Updated: Sep 14
Greater neighborhood disadvantage and lower household income were linked to microstructural differences, with link partly due to obesity and cognition.
HealthDay News — Lower socioeconomic status (SES) is associated with children’s white matter microstructure, according to a study published online June 27 in JAMA Network Open.
Zhaolong Adrian Li, from the Washington University School of Medicine in St. Louis, and colleagues conducted a cross-sectional study using baseline data from participants in the Adolescent Brain Cognitive Development (ABCD) study to examine whether and how neighborhood and household SES are independently associated with children’s white matter microstructure. A total of 8,842 children in the ABCD study were included in the analyses.

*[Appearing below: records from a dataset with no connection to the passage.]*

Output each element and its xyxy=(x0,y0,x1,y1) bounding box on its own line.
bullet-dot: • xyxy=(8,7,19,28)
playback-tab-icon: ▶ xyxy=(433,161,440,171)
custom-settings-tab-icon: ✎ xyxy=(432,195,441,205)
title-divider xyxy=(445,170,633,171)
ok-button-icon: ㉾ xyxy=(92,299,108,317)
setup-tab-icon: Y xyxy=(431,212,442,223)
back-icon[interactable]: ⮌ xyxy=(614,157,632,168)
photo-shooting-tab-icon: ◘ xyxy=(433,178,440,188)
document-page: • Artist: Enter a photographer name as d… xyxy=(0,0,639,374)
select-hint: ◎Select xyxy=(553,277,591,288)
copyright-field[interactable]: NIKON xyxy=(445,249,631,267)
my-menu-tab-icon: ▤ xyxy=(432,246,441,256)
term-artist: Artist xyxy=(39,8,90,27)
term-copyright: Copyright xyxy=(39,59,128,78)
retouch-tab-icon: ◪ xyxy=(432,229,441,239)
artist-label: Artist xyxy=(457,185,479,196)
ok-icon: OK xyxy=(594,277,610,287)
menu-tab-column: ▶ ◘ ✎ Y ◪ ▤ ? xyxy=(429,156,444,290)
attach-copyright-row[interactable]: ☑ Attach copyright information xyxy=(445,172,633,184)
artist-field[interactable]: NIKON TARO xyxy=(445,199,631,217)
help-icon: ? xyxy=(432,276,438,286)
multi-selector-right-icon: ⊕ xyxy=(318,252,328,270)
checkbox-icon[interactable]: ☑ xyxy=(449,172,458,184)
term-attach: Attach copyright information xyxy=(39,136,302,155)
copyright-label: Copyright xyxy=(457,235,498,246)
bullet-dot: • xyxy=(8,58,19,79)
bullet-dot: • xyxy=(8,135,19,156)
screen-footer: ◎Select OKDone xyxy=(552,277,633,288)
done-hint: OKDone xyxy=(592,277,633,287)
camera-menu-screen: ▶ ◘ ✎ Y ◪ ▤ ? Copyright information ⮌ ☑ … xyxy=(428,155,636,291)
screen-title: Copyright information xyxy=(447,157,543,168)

Researchers found that greater neighborhood disadvantage was associated with lower restriction spectrum imaging restricted normalized directional (RSI-RND) diffusion in the left superior longitudinal fasciculus and forceps major. There was an association seen for lower parental education attainment with lower RSI-RND in the bilateral superior longitudinal fasciculus and bilateral corticospinal or pyramidal tract. The associations between SES and RSI-RND were partially explained by lower cognitive performance and greater obesity. In most tracts, lower household income was associated with higher RSI-restricted normalized isotropic (RNI) diffusion. Lower parental educational attainment was associated with higher RSI-RNI in the forceps major. These associations were partly explained by greater obesity.
“In this large cross-sectional study, neighborhood and household socioeconomic adversity were independently associated with white matter microstructural differences in children,” the authors write. “These associations were partially explained by obesity and cognition.”